Women’s Health y el Congreso Americano de Obstetras y Ginecólogos (ACOG) se unieron en una encuesta exclusiva que reveló cuánto saben las mujeres sobre su propia anatomía. La respuesta, lamentablemente: No mucho. Para ayudarte a entender mejor tus regiones inferiores, creamos una guía completa sobre tus partes privadas en nuestra edición de noviembre de 2014. Este artículo forma parte de ese paquete.

En tus 20 años…

Encogimiento normal
La pubertad ha terminado totalmente (gracias a Dios), y tus órganos han alcanzado su tamaño adulto. Excepto los labios mayores, los «labios» exteriores que encierran el resto de tus partes. No te sorprendas si los ves más delgados. A medida que envejece, la grasa subcutánea, incluida la de sus genitales, disminuye.

En sus 30 años…

Sombras oscuras
Los cambios hormonales que se producen con el embarazo o el envejecimiento pueden hacer que sus labios menores, los «internos» que rodean el clítoris y el orificio vaginal, oscurezcan su color. Así que puedes estar tranquila si, en tu próxima autocomprobación, te encuentras con 50 tonos de gris (malva) ahí abajo.

El gran estiramiento
El útero se hincha hasta alcanzar las proporciones de una sandía durante el embarazo, y vuelve a encogerse en las seis semanas siguientes al parto. Alrededor del 32 por ciento de las mujeres dan a luz por cesárea, lo que evita que la abertura de la vagina sufra un estiramiento similar (aunque las cicatrices de la intervención quirúrgica pueden doler o producir un cosquilleo durante años).

En los 40…

Cosas cortas
Aunque el suministro de óvulos de una mujer disminuye rápidamente a principios de los cuarenta, sigue ovulando y (suspiro) tiene la regla. Sin embargo, los ciclos son un poco más cortos y tienden a desaparecer a los 51 años, es decir, a la menopausia.
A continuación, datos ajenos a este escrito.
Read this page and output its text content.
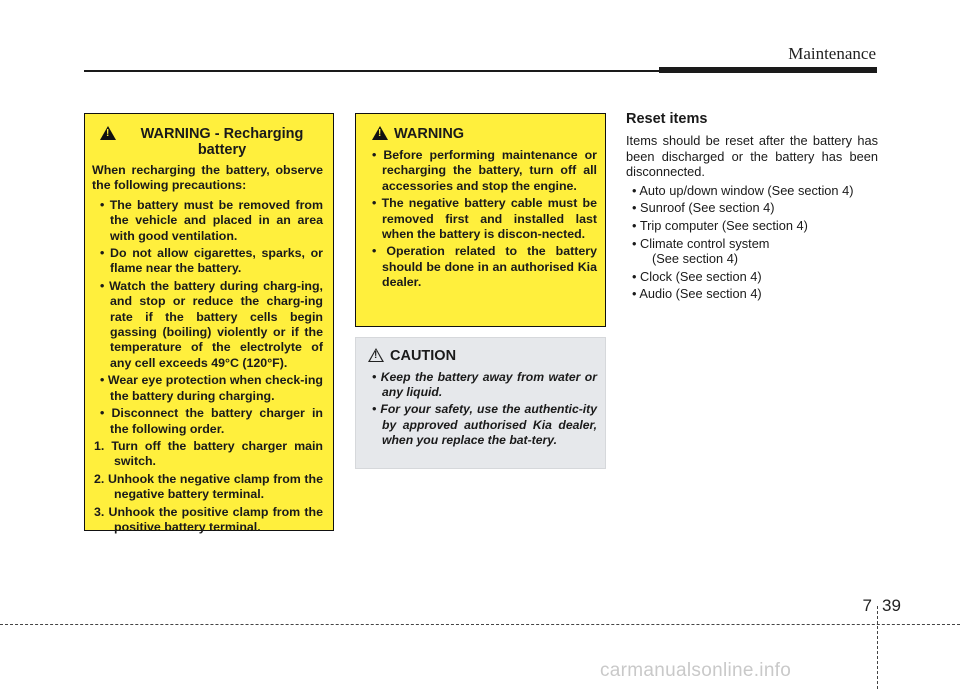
Maintenance
!
WARNING - Recharging
battery
When recharging the battery, observe the following precautions:
• The battery must be removed from the vehicle and placed in an area with good ventilation.
• Do not allow cigarettes, sparks, or flame near the battery.
• Watch the battery during charg-ing, and stop or reduce the charg-ing rate if the battery cells begin gassing (boiling) violently or if the temperature of the electrolyte of any cell exceeds 49°C (120°F).
• Wear eye protection when check-ing the battery during charging.
• Disconnect the battery charger in the following order.
1. Turn off the battery charger main switch.
2. Unhook the negative clamp from the negative battery terminal.
3. Unhook the positive clamp from the positive battery terminal.
!
WARNING
• Before performing maintenance or recharging the battery, turn off all accessories and stop the engine.
• The negative battery cable must be removed first and installed last when the battery is discon-nected.
• Operation related to the battery should be done in an authorised Kia dealer.
!
CAUTION
• Keep the battery away from water or any liquid.
• For your safety, use the authentic-ity by approved authorised Kia dealer, when you replace the bat-tery.
Reset items
Items should be reset after the battery has been discharged or the battery has been disconnected.
• Auto up/down window (See section 4)
• Sunroof (See section 4)
• Trip computer (See section 4)
• Climate control system
(See section 4)
• Clock (See section 4)
• Audio (See section 4)
7 39
carmanualsonline.info
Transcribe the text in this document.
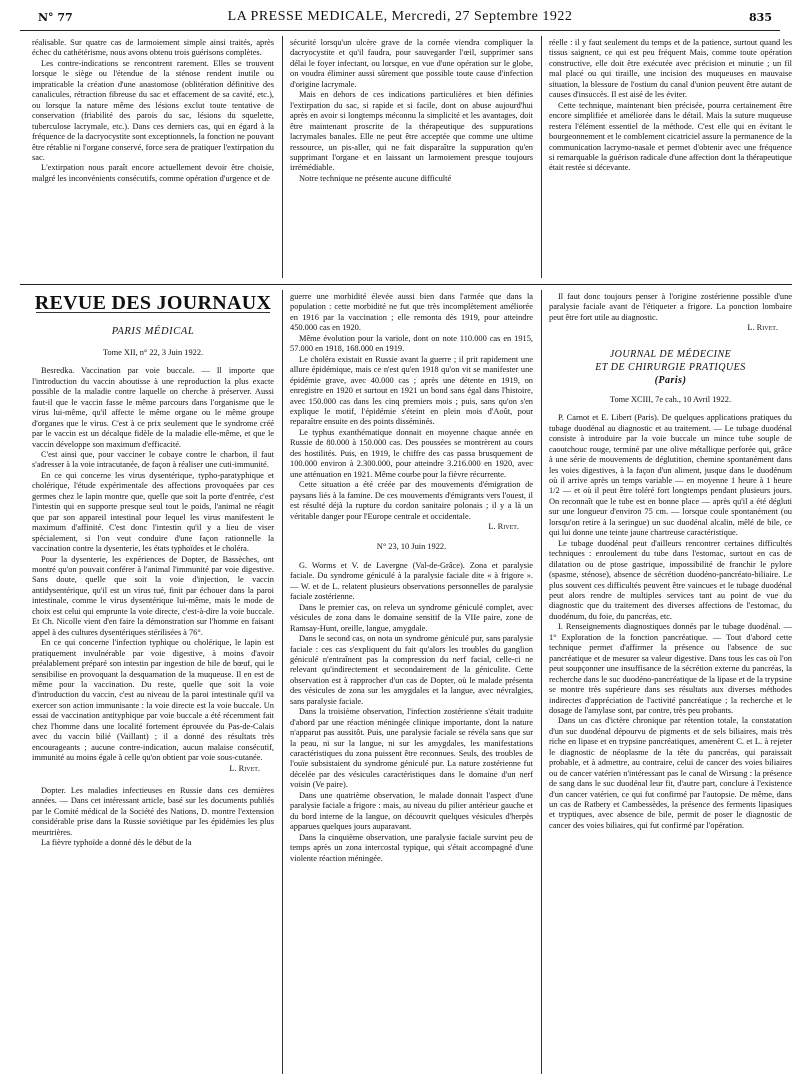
N° 77	LA PRESSE MEDICALE, Mercredi, 27 Septembre 1922	835

réalisable. Sur quatre cas de larmoiement simple ainsi traités, après échec du cathétérisme, nous avons obtenu trois guérisons complètes.

Les contre-indications se rencontrent rarement. Elles se trouvent lorsque le siège ou l'étendue de la sténose rendent inutile ou impraticable la création d'une anastomose (oblitération définitive des canalicules, rétraction fibreuse du sac et effacement de sa cavité, etc.), ou lorsque la nature même des lésions exclut toute tentative de conservation (friabilité des parois du sac, lésions du squelette, tuberculose lacrymale, etc.). Dans ces derniers cas, qui en égard à la fréquence de la dacryocystite sont exceptionnels, la fonction ne pouvant être rétablie ni l'organe conservé, force sera de pratiquer l'extirpation du sac.

L'extirpation nous paraît encore actuellement devoir être choisie, malgré les inconvénients consécutifs, comme opération d'urgence et de

sécurité lorsqu'un ulcère grave de la cornée viendra compliquer la dacryocystite et qu'il faudra, pour sauvegarder l'œil, supprimer sans délai le foyer infectant, ou lorsque, en vue d'une opération sur le globe, on voudra éliminer aussi sûrement que possible toute cause d'infection d'origine lacrymale.

Mais en dehors de ces indications particulières et bien définies l'extirpation du sac, si rapide et si facile, dont on abuse aujourd'hui après en avoir si longtemps méconnu la simplicité et les avantages, doit être maintenant proscrite de la thérapeutique des suppurations lacrymales banales. Elle ne peut être acceptée que comme une ultime ressource, un pis-aller, qui ne fait disparaître la suppuration qu'en supprimant l'organe et en laissant un larmoiement presque toujours irrémédiable.

Notre technique ne présente aucune difficulté

réelle : il y faut seulement du temps et de la patience, surtout quand les tissus saignent, ce qui est peu fréquent Mais, comme toute opération constructive, elle doit être exécutée avec précision et minutie ; un fil mal placé ou qui tiraille, une incision des muqueuses en mauvaise situation, la blessure de l'ostium du canal d'union peuvent être autant de causes d'insuccès. Il est aisé de les éviter.

Cette technique, maintenant bien précisée, pourra certainement être encore simplifiée et améliorée dans le détail. Mais la suture muqueuse restera l'élément essentiel de la méthode. C'est elle qui en évitant le bourgeonnement et le comblement cicatriciel assure la permanence de la communication lacrymo-nasale et permet d'obtenir avec une fréquence si remarquable la guérison radicale d'une affection dont la thérapeutique était restée si décevante.

REVUE DES JOURNAUX
PARIS MÉDICAL
Tome XII, n° 22, 3 Juin 1922.

Besredka. Vaccination par voie buccale. — Il importe que l'introduction du vaccin aboutisse à une reproduction la plus exacte possible de la maladie contre laquelle on cherche à préserver. Aussi faut-il que le vaccin fasse le même parcours dans l'organisme que le virus lui-même, qu'il affecte le même organe ou le même groupe d'organes que le virus. C'est à ce prix seulement que le syndrome créé par le vaccin est un décalque fidèle de la maladie elle-même, et que le vaccin développe son maximum d'efficacité.

C'est ainsi que, pour vacciner le cobaye contre le charbon, il faut s'adresser à la voie intracutanée, de façon à réaliser une cuti-immunité.

En ce qui concerne les virus dysentérique, typho-paratyphique et cholérique, l'étude expérimentale des affections provoquées par ces germes chez le lapin montre que, quelle que soit la porte d'entrée, c'est l'intestin qui en supporte presque seul tout le poids, l'animal ne réagit que par son appareil intestinal pour lequel les virus manifestent le maximum d'affinité. C'est donc l'intestin qu'il y a lieu de viser spécialement, si l'on veut conduire d'une façon rationnelle la vaccination contre la dysenterie, les états typhoïdes et le choléra.

Pour la dysenterie, les expériences de Dopter, de Bassèches, ont montré qu'on pouvait conférer à l'animal l'immunité par voie digestive. Sans doute, quelle que soit la voie d'injection, le vaccin antidysentérique, qu'il est un virus tué, finit par échouer dans la paroi intestinale, comme le virus dysentérique lui-même, mais le mode de choix est celui qui emprunte la voie directe, c'est-à-dire la voie buccale. Et Ch. Nicolle vient d'en faire la démonstration sur l'homme en faisant appel à des cultures dysentériques stérilisées à 76°.

En ce qui concerne l'infection typhique ou cholérique, le lapin est pratiquement invulnérable par voie digestive, à moins d'avoir préalablement préparé son intestin par ingestion de bile de bœuf, qui le sensibilise en provoquant la desquamation de la muqueuse. Il en est de même pour la vaccination. Du reste, quelle que soit la voie d'introduction du vaccin, c'est au niveau de la paroi intestinale qu'il va exercer son action immunisante : la voie directe est la voie buccale. Un essai de vaccination antityphique par voie buccale a été récemment fait chez l'homme dans une localité fortement éprouvée du Pas-de-Calais avec du vaccin bilié (Vaillant) ; il a donné des résultats très encourageants ; aucune contre-indication, aucun malaise consécutif, immunité au moins égale à celle qu'on obtient par voie sous-cutanée.

L. Rivet.

Dopter. Les maladies infectieuses en Russie dans ces dernières années. — Dans cet intéressant article, basé sur les documents publiés par le Comité médical de la Société des Nations, D. montre l'extension considérable prise dans la Russie soviétique par les épidémies les plus meurtrières.

La fièvre typhoïde a donné dès le début de la

guerre une morbidité élevée aussi bien dans l'armée que dans la population : cette morbidité ne fut que très incomplètement améliorée en 1916 par la vaccination ; elle remonta dès 1919, pour atteindre 450.000 cas en 1920.

Même évolution pour la variole, dont on note 110.000 cas en 1915, 57.000 en 1918, 168.000 en 1919.

Le choléra existait en Russie avant la guerre ; il prit rapidement une allure épidémique, mais ce n'est qu'en 1918 qu'on vit se manifester une épidémie grave, avec 40.000 cas ; après une détente en 1919, on enregistre en 1920 et surtout en 1921 un bond sans égal dans l'histoire, avec 150.000 cas dans les cinq premiers mois ; puis, sans qu'on s'en explique le motif, l'épidémie s'éteint en plein mois d'Août, pour reparaître ensuite en des points disséminés.

Le typhus exanthématique donnait en moyenne chaque année en Russie de 80.000 à 150.000 cas. Des poussées se montrèrent au cours des hostilités. Puis, en 1919, le chiffre des cas passa brusquement de 100.000 environ à 2.300.000, pour atteindre 3.216.000 en 1920, avec une atténuation en 1921. Même courbe pour la fièvre récurrente.

Cette situation a été créée par des mouvements d'émigration de paysans liés à la famine. De ces mouvements d'émigrants vers l'ouest, il est résulté déjà la rupture du cordon sanitaire polonais ; il y a là un véritable danger pour l'Europe centrale et occidentale.

L. Rivet.
N° 23, 10 Juin 1922.

G. Worms et V. de Lavergne (Val-de-Grâce). Zona et paralysie faciale. Du syndrome géniculé à la paralysie faciale dite « à frigore ». — W. et de L. relatent plusieurs observations personnelles de paralysie faciale zostérienne.

Dans le premier cas, on releva un syndrome géniculé complet, avec vésicules de zona dans le domaine sensitif de la VIIe paire, zone de Ramsay-Hunt, oreille, langue, amygdale.

Dans le second cas, on nota un syndrome géniculé pur, sans paralysie faciale : ces cas s'expliquent du fait qu'alors les troubles du ganglion géniculé n'entraînent pas la compression du nerf facial, celle-ci ne relevant qu'indirectement et secondairement de la géniculite. Cette observation est à rapprocher d'un cas de Dopter, où le malade présenta des vésicules de zona sur les amygdales et la langue, avec névralgies, sans paralysie faciale.

Dans la troisième observation, l'infection zostérienne s'était traduite d'abord par une réaction méningée clinique importante, dont la nature n'apparut pas aussitôt. Puis, une paralysie faciale se révéla sans que sur la peau, ni sur la langue, ni sur les amygdales, les manifestations caractéristiques du zona puissent être reconnues. Seuls, des troubles de l'ouïe subsistaient du syndrome géniculé pur. La nature zostérienne fut décelée par des vésicules caractéristiques dans le domaine d'un nerf voisin (Ve paire).

Dans une quatrième observation, le malade donnait l'aspect d'une paralysie faciale a frigore : mais, au niveau du pilier antérieur gauche et du bord interne de la langue, on découvrit quelques vésicules d'herpès apparues quelques jours auparavant.

Dans la cinquième observation, une paralysie faciale survint peu de temps après un zona intercostal typique, qui s'était accompagné d'une violente réaction méningée.

Il faut donc toujours penser à l'origine zostérienne possible d'une paralysie faciale avant de l'étiqueter a frigore. La ponction lombaire peut être fort utile au diagnostic.

L. Rivet.
JOURNAL DE MÉDECINE
ET DE CHIRURGIE PRATIQUES
(Paris)
Tome XCIII, 7e cah., 10 Avril 1922.

P. Carnot et E. Libert (Paris). De quelques applications pratiques du tubage duodénal au diagnostic et au traitement. — Le tubage duodénal consiste à introduire par la voie buccale un mince tube souple de caoutchouc rouge, terminé par une olive métallique perforée qui, grâce à une série de mouvements de déglutition, chemine spontanément dans les voies digestives, à la façon d'un aliment, jusque dans le duodénum où il arrive après un temps variable — en moyenne 1 heure à 1 heure 1/2 — et où il peut être toléré fort longtemps pendant plusieurs jours. On reconnaît que le tube est en bonne place — après qu'il a été dégluti sur une longueur d'environ 75 cm. — lorsque coule spontanément (ou lorsqu'on retire à la seringue) un suc duodénal alcalin, mêlé de bile, ce qui lui donne une teinte jaune chartreuse caractéristique.

Le tubage duodénal peut d'ailleurs rencontrer certaines difficultés techniques : enroulement du tube dans l'estomac, surtout en cas de dilatation ou de ptose gastrique, impossibilité de franchir le pylore (spasme, sténose), absence de sécrétion duodéno-pancréato-biliaire. Le plus souvent ces difficultés peuvent être vaincues et le tubage duodénal peut alors rendre de multiples services tant au point de vue du diagnostic que du traitement des diverses affections de l'estomac, du duodénum, du foie, du pancréas, etc.

I. Renseignements diagnostiques donnés par le tubage duodénal. — 1° Exploration de la fonction pancréatique. — Tout d'abord cette technique permet d'affirmer la présence ou l'absence de suc pancréatique et de mesurer sa valeur digestive. Dans tous les cas où l'on peut soupçonner une insuffisance de la sécrétion externe du pancréas, la recherche dans le suc duodéno-pancréatique de la lipase et de la trypsine se montre très supérieure dans ses résultats aux diverses méthodes indirectes d'appréciation de l'activité pancréatique ; la recherche et le dosage de l'amylase sont, par contre, très peu probants.

Dans un cas d'ictère chronique par rétention totale, la constatation d'un suc duodénal dépourvu de pigments et de sels biliaires, mais très riche en lipase et en trypsine pancréatiques, amenèrent C. et L. à rejeter le diagnostic de néoplasme de la tête du pancréas, qui paraissait probable, et à admettre, au contraire, celui de cancer des voies biliaires ou de cancer vatérien n'intéressant pas le canal de Wirsung : la présence de sang dans le suc duodénal leur fit, d'autre part, conclure à l'existence d'un cancer vatérien, ce qui fut confirmé par l'autopsie. De même, dans un cas de Ratbery et Cambessèdes, la présence des ferments lipasiques et tryptiques, avec absence de bile, permit de poser le diagnostic de cancer des voies biliaires, qui fut confirmé par l'opération.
Su cuerpo pone fin a la fertilidad entre cinco y diez años antes de eso.

Extracción profunda
Sus órganos reproductores están sostenidos por una hamaca de tendones, tejidos y músculos. Los kilos de más, el envejecimiento o los años de entrenamientos de alto impacto pueden aflojar este suelo pélvico, forzando los órganos y provocando pérdidas de vejiga o una sensación de «pesadez» abajo. Tu jugada: Kegels. Muchos de ellos.

Rescate del desierto
La disminución de los niveles de estrógeno afecta al equilibrio ácido-alcalino de la vagina, lo que puede estimular la inflamación, junto con el adelgazamiento y la sequedad de las paredes vaginales, lo que puede causar picor, ardor y enrojecimiento. El lado positivo: Las relaciones sexuales regulares pueden prevenir esta atrofia (¡salta a ella!).